Abstract
Hecatombe II is the second part of a performance trilogy (2021–2024) by Colombian artist Martha Hincapié Charry that explores the broken relationship between humans and nature. Drawing from her ancestral link to the Quimbaya, an Indigenous culture erased by colonization, the piece reimagines the body as a vessel of memory and ecological knowledge. It relates to cultural heritage by preserving and activating ancestral rituals, dances, and oral histories from Indigenous communities. These traditions, shared by leaders from the Wayúu (Colombia), Shinnecock (USA), and Muruy Muina (Amazon), are documented through a three-channel video installation and a live performance.The leaders share autobiographical accounts of resistance and offer ritual dances and ceremonies to protect land, spirit, and culture from extractive industries and neocolonial violence. In this space, the body becomes an archive of endangered wisdom and a site of spiritual defense. Hecatombe II seeks to decolonize performance by treating Indigenous science as healing technology and creating a space for reflection on planetary and cultural survival. It affirms that ancestral knowledge is not past. It is alive, embodied, and essential for imagining a future in balance with the Earth.

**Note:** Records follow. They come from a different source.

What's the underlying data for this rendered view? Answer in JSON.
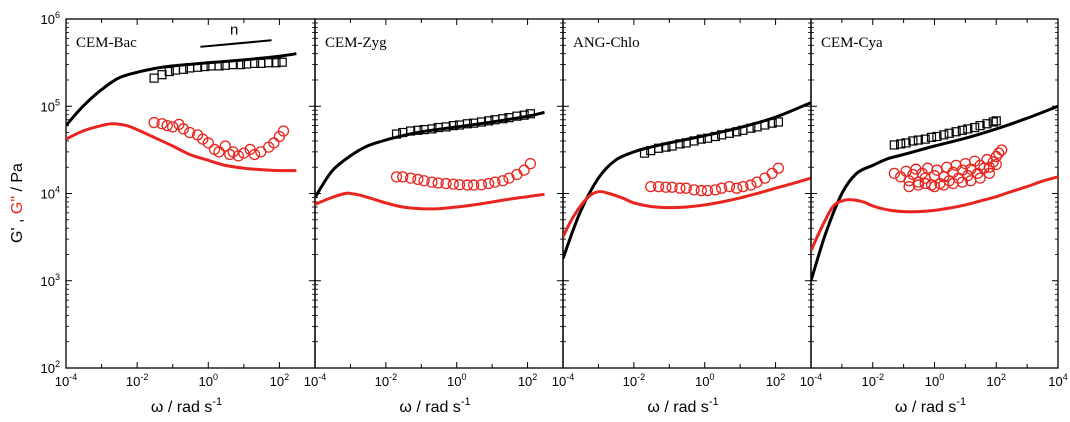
{
  "figure": {
    "ylabel_prefix": "G' , ",
    "ylabel_red": "G\"",
    "ylabel_suffix": " / Pa",
    "xlabel": "ω / rad s",
    "xlabel_exp": "-1"
  },
  "colors": {
    "storage": "#000000",
    "loss": "#e8251f",
    "axis": "#000000"
  },
  "chart_data": [
    {
      "type": "scatter",
      "title": "CEM-Bac",
      "annotation": "n",
      "x_scale": "log",
      "y_scale": "log",
      "xlim": [
        0.0001,
        1000
      ],
      "ylim": [
        100,
        1000000
      ],
      "x_ticks": [
        "10^-4",
        "10^-2",
        "10^0",
        "10^2"
      ],
      "y_ticks": [
        "10^2",
        "10^3",
        "10^4",
        "10^5",
        "10^6"
      ],
      "slope_line": [
        [
          0.6,
          480000
        ],
        [
          60,
          570000
        ]
      ],
      "series": [
        {
          "kind": "line",
          "color": "#000000",
          "x": [
            0.0001,
            0.0003,
            0.001,
            0.003,
            0.01,
            0.03,
            0.1,
            1,
            10,
            100,
            300
          ],
          "y": [
            60000,
            100000,
            155000,
            210000,
            245000,
            270000,
            290000,
            315000,
            340000,
            375000,
            400000
          ]
        },
        {
          "kind": "line",
          "color": "#e8251f",
          "x": [
            0.0001,
            0.0003,
            0.001,
            0.002,
            0.005,
            0.01,
            0.03,
            0.1,
            0.3,
            1,
            3,
            10,
            30,
            100,
            300
          ],
          "y": [
            42000,
            52000,
            60000,
            63000,
            60000,
            54000,
            44000,
            35000,
            28000,
            24000,
            21000,
            19500,
            18800,
            18300,
            18300
          ]
        },
        {
          "kind": "squares",
          "color": "#000000",
          "x": [
            0.03,
            0.05,
            0.08,
            0.12,
            0.2,
            0.3,
            0.5,
            0.8,
            1.2,
            2,
            3,
            5,
            8,
            12,
            20,
            30,
            50,
            80,
            120
          ],
          "y": [
            210000,
            230000,
            250000,
            260000,
            265000,
            275000,
            280000,
            285000,
            290000,
            290000,
            295000,
            300000,
            300000,
            305000,
            310000,
            310000,
            315000,
            315000,
            320000
          ]
        },
        {
          "kind": "circles",
          "color": "#e8251f",
          "x": [
            0.03,
            0.05,
            0.07,
            0.1,
            0.15,
            0.2,
            0.3,
            0.5,
            0.7,
            1,
            1.5,
            2,
            3,
            4,
            5,
            7,
            10,
            15,
            20,
            30,
            50,
            70,
            100,
            130
          ],
          "y": [
            65000,
            63000,
            60000,
            58000,
            62000,
            55000,
            50000,
            47000,
            42000,
            38000,
            32000,
            30000,
            35000,
            28000,
            30000,
            27000,
            29000,
            32000,
            28000,
            30000,
            34000,
            38000,
            45000,
            52000
          ]
        }
      ]
    },
    {
      "type": "scatter",
      "title": "CEM-Zyg",
      "x_scale": "log",
      "y_scale": "log",
      "xlim": [
        0.0001,
        1000
      ],
      "ylim": [
        100,
        1000000
      ],
      "x_ticks": [
        "10^-4",
        "10^-2",
        "10^0",
        "10^2"
      ],
      "series": [
        {
          "kind": "line",
          "color": "#000000",
          "x": [
            0.0001,
            0.0003,
            0.001,
            0.003,
            0.01,
            0.03,
            0.1,
            1,
            10,
            100,
            300
          ],
          "y": [
            9000,
            18000,
            27000,
            35000,
            41000,
            46000,
            51000,
            58000,
            66000,
            77000,
            85000
          ]
        },
        {
          "kind": "line",
          "color": "#e8251f",
          "x": [
            0.0001,
            0.0003,
            0.0007,
            0.001,
            0.002,
            0.005,
            0.01,
            0.03,
            0.1,
            0.3,
            1,
            3,
            10,
            30,
            100,
            300
          ],
          "y": [
            7500,
            9000,
            10000,
            10000,
            9500,
            8500,
            7800,
            7000,
            6700,
            6700,
            7000,
            7400,
            8000,
            8600,
            9200,
            9800
          ]
        },
        {
          "kind": "squares",
          "color": "#000000",
          "x": [
            0.02,
            0.03,
            0.05,
            0.08,
            0.12,
            0.2,
            0.3,
            0.5,
            0.8,
            1.2,
            2,
            3,
            5,
            8,
            12,
            20,
            30,
            50,
            80,
            120
          ],
          "y": [
            48000,
            50000,
            52000,
            53000,
            54000,
            55000,
            57000,
            58000,
            60000,
            61000,
            63000,
            64000,
            66000,
            68000,
            70000,
            72000,
            74000,
            77000,
            79000,
            82000
          ]
        },
        {
          "kind": "circles",
          "color": "#e8251f",
          "x": [
            0.02,
            0.03,
            0.05,
            0.08,
            0.12,
            0.2,
            0.3,
            0.5,
            0.8,
            1.2,
            2,
            3,
            5,
            8,
            12,
            20,
            30,
            50,
            80,
            120
          ],
          "y": [
            15500,
            15500,
            15000,
            14500,
            14000,
            13500,
            13200,
            13000,
            12800,
            12600,
            12500,
            12500,
            12600,
            13000,
            13500,
            14000,
            15000,
            16500,
            18500,
            22000
          ]
        }
      ]
    },
    {
      "type": "scatter",
      "title": "ANG-Chlo",
      "x_scale": "log",
      "y_scale": "log",
      "xlim": [
        0.0001,
        1000
      ],
      "ylim": [
        100,
        1000000
      ],
      "x_ticks": [
        "10^-4",
        "10^-2",
        "10^0",
        "10^2"
      ],
      "series": [
        {
          "kind": "line",
          "color": "#000000",
          "x": [
            0.0001,
            0.0003,
            0.001,
            0.003,
            0.01,
            0.03,
            0.1,
            1,
            10,
            100,
            1000
          ],
          "y": [
            1800,
            6000,
            15000,
            24000,
            30000,
            34000,
            38000,
            46000,
            57000,
            75000,
            110000
          ]
        },
        {
          "kind": "line",
          "color": "#e8251f",
          "x": [
            0.0001,
            0.0002,
            0.0005,
            0.001,
            0.002,
            0.005,
            0.01,
            0.03,
            0.1,
            0.3,
            1,
            3,
            10,
            30,
            100,
            300,
            1000
          ],
          "y": [
            3200,
            5500,
            9000,
            10500,
            10000,
            8800,
            7800,
            7100,
            6900,
            7000,
            7400,
            8000,
            8900,
            10000,
            11500,
            13000,
            15000
          ]
        },
        {
          "kind": "squares",
          "color": "#000000",
          "x": [
            0.02,
            0.03,
            0.05,
            0.08,
            0.12,
            0.2,
            0.3,
            0.5,
            0.8,
            1.2,
            2,
            3,
            5,
            8,
            12,
            20,
            30,
            50,
            80,
            120
          ],
          "y": [
            29000,
            31000,
            33000,
            34000,
            35000,
            37000,
            38000,
            40000,
            42000,
            43000,
            45000,
            47000,
            49000,
            51000,
            53000,
            56000,
            58000,
            61000,
            64000,
            66000
          ]
        },
        {
          "kind": "circles",
          "color": "#e8251f",
          "x": [
            0.03,
            0.05,
            0.08,
            0.12,
            0.2,
            0.3,
            0.5,
            0.8,
            1.2,
            2,
            3,
            5,
            8,
            12,
            20,
            30,
            50,
            80,
            120
          ],
          "y": [
            12000,
            12000,
            11800,
            11800,
            11500,
            11500,
            11000,
            10800,
            10800,
            11000,
            11500,
            12000,
            11500,
            12000,
            12500,
            13500,
            15000,
            17000,
            19500
          ]
        }
      ]
    },
    {
      "type": "scatter",
      "title": "CEM-Cya",
      "x_scale": "log",
      "y_scale": "log",
      "xlim": [
        0.0001,
        10000
      ],
      "ylim": [
        100,
        1000000
      ],
      "x_ticks": [
        "10^-4",
        "10^-2",
        "10^0",
        "10^2",
        "10^4"
      ],
      "series": [
        {
          "kind": "line",
          "color": "#000000",
          "x": [
            0.0001,
            0.0003,
            0.001,
            0.003,
            0.01,
            0.03,
            0.1,
            1,
            10,
            100,
            1000,
            10000
          ],
          "y": [
            1000,
            3500,
            10000,
            17000,
            21000,
            25000,
            28000,
            35000,
            43000,
            55000,
            73000,
            100000
          ]
        },
        {
          "kind": "line",
          "color": "#e8251f",
          "x": [
            0.0001,
            0.0002,
            0.0005,
            0.001,
            0.002,
            0.005,
            0.01,
            0.03,
            0.1,
            0.3,
            1,
            3,
            10,
            30,
            100,
            300,
            1000,
            3000,
            10000
          ],
          "y": [
            2200,
            3800,
            7000,
            8200,
            8500,
            8000,
            7200,
            6500,
            6200,
            6200,
            6400,
            6800,
            7400,
            8200,
            9200,
            10500,
            12000,
            13800,
            15500
          ]
        },
        {
          "kind": "squares",
          "color": "#000000",
          "x": [
            0.05,
            0.08,
            0.12,
            0.2,
            0.3,
            0.5,
            0.8,
            1.2,
            2,
            3,
            5,
            8,
            12,
            20,
            30,
            50,
            80,
            100
          ],
          "y": [
            36000,
            37000,
            38000,
            40000,
            41000,
            42000,
            44000,
            45000,
            47000,
            49000,
            51000,
            53000,
            55000,
            57000,
            60000,
            63000,
            66000,
            68000
          ]
        },
        {
          "kind": "circles",
          "color": "#e8251f",
          "x": [
            0.05,
            0.08,
            0.12,
            0.15,
            0.2,
            0.25,
            0.3,
            0.4,
            0.5,
            0.6,
            0.8,
            1,
            1.2,
            1.5,
            2,
            2.5,
            3,
            4,
            5,
            6,
            8,
            10,
            12,
            15,
            20,
            25,
            30,
            40,
            50,
            60,
            80,
            100,
            120,
            150,
            0.15,
            0.3,
            0.5,
            1,
            2,
            4,
            8,
            15,
            30,
            60,
            100
          ],
          "y": [
            17000,
            15500,
            18000,
            14000,
            16500,
            19000,
            13500,
            17000,
            15000,
            19500,
            12500,
            16000,
            18500,
            13000,
            15500,
            20000,
            14000,
            17500,
            21000,
            15000,
            18500,
            22000,
            16000,
            19000,
            23500,
            17000,
            21000,
            19500,
            24500,
            20000,
            23000,
            26500,
            29000,
            31500,
            12000,
            12500,
            13000,
            12000,
            12500,
            13000,
            13500,
            14000,
            15000,
            17000,
            21500
          ]
        }
      ]
    }
  ]
}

Hecatombe II is part of the Hecatombe trilogy, created between 2021 and 2024 by Colombian-born artist and choreographer Martha Hincapié Charry. Through this work, she reflects on the contemporary crisis in the relationship between humans and nature, attempting to embody and reimagine our role in the world. These concerns stem from her genealogical connection to one of Colombia’s most important ancestral cultures, the Quimbaya, exterminated during colonization.
In this second part of the trilogy, Hecatombe II aims to open a dialogue between cultures, worldviews, and ancestral wisdoms, exploring the possibilities of digitalization, immateriality, and the preservation of ancient knowledge. It documents endangered rituals, ceremonies, and dance-movements in a performance-documentary format.
The piece unfolds through a three-channel video installation, accompanied by a live performance by Hincapié Charry, where audience-participants encounter Indigenous leaders. The work recognizes ancestral Indigenous knowledge as a science rooted in healing technologies aimed at planetary balance.
Invited participants include Petra Gouriyu and the Arralia community of the Wayúu people (La Guajira Desert), Shane Weeks of the Shinnecock Nation (Long Island, New York), and Aimema Úai of the Muruy Muina people (Amazon rainforest).
Through autobiographical narratives, these leaders share their origins, community life, survival struggles, and efforts to defend nature and its spirits from new forms of colonialism—such as multinational corporations, deforestation, destruction of sacred species, and extractive practices like mining on sacred lands. As part of their resistance, they offer tributes to the Earth to restore harmony between humans and the planet.
In the videos, the leaders perform ancestral dances and music tied to these offerings and engage in four distinct rituals and ceremonies connected to nature spirits.
The project seeks to decolonize performance practices by creating a space for reflection on the human-nature relationship and the consequences of daily actions—such as habitat destruction, species extinction, and the ongoing disappearance of Indigenous communities, as is still occurring in the eight countries that share the Amazon rainforest.